Bones actually is a bit better when he wakes up. Still too shaky to get out of bed, but he eats something, and is cogent enough to glare and bitch at the other two men. Kirk isn’t really sure what he’s bitching about, he’s just glad Bones has the energy to do it. Spock unearths a chess set from somewhere, and he and Jim play until Bones complains that watching them is making his headache worse.

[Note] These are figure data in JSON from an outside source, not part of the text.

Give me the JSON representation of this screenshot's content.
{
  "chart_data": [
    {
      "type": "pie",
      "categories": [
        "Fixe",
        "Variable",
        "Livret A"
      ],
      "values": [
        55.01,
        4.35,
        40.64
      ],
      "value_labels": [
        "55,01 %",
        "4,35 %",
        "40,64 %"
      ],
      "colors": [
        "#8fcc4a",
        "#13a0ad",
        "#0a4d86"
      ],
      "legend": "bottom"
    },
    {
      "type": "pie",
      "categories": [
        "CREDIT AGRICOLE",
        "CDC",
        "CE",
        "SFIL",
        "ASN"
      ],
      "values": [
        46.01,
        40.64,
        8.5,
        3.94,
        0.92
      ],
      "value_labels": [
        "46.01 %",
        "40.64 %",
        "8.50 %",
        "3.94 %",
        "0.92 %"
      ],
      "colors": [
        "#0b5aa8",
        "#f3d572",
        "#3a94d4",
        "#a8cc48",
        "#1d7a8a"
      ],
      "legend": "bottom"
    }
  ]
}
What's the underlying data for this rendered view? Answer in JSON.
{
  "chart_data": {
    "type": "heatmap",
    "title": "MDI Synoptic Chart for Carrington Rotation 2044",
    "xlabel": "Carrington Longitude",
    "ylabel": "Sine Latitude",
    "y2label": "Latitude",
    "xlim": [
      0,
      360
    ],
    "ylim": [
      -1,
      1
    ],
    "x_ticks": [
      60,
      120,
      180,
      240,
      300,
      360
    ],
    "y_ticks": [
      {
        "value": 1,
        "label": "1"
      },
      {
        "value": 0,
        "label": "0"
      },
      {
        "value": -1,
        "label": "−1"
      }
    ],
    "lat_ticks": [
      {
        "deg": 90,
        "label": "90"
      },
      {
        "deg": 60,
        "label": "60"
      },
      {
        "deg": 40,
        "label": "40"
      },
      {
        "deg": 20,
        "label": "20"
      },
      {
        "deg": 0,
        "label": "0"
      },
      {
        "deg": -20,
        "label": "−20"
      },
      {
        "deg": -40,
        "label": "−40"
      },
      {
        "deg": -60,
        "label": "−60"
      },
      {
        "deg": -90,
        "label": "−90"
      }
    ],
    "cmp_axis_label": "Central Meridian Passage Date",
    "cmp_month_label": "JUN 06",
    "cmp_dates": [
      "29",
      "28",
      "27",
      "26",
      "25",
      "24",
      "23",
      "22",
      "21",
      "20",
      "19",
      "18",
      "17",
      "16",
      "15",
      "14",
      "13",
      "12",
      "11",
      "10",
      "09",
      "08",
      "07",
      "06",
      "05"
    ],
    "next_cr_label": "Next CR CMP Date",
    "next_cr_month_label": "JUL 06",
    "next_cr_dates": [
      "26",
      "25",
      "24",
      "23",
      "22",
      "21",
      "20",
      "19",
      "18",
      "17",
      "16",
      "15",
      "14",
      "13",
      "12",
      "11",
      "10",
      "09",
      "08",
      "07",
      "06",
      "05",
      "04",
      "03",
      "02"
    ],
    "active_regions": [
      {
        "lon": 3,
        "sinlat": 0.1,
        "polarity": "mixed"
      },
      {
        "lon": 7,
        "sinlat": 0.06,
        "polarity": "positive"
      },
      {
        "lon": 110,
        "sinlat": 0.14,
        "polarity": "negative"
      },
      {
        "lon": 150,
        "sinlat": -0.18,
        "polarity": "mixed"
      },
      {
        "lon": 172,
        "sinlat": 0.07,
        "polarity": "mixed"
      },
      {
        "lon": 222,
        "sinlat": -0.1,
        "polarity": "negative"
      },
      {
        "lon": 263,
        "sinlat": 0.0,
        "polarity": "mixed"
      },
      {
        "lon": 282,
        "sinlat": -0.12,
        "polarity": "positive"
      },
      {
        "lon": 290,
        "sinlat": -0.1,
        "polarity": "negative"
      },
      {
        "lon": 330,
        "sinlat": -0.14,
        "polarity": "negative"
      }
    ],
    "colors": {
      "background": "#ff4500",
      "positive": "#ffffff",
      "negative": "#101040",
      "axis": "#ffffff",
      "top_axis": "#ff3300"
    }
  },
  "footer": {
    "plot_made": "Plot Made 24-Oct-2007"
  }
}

So Jim goes back to his inexhaustible supply of tales-of-Jim-Kirk’s adventures-he figures Bones is up to the raunchier variety now-until Spock gives them a look that says that the smut is giving him a headache, and stalks out to double check the mining operation.
He’s involved in a detailed account of how he got the notoriously difficult to please three-breasted Nephelian girl at the Academy to scream his name when she came, when he notices that the Doctor’s expression has gone suddenly serious. Okay, maybe the description was getting a little technical, but McCoy looks-
“Bones? Are you alright? Do you need something?
“Jim-“ McCoy starts, and it’s clear he hasn’t been paying attention to the problems of Nephelian foreplay at all. “You were right-that was a supremely boneassed move on my part. I keep thinking-what if something had happened to you, or Spock, while I was flat on my back like this? What would I-“ He stops, coughs lightly, clears his throat: “What I’m trying to say, Captain, is that I apologize: it won’t happen again.”
Jim’s heart aches. Bones still looks so fragile, pale, propped up on the bed’s thin pillows. As a friend, he wants to reassure him, tell his it doesn’t matter now anyway. But that’s not what McCoy needs.
“Thank you, Doctor,” he says instead, in the most official voice he can muster, “I feel assured that it will not.”
And just then, like the chime of redemption, he hears his communicator beep. It’s the Enterprise, he knows, come to take them home.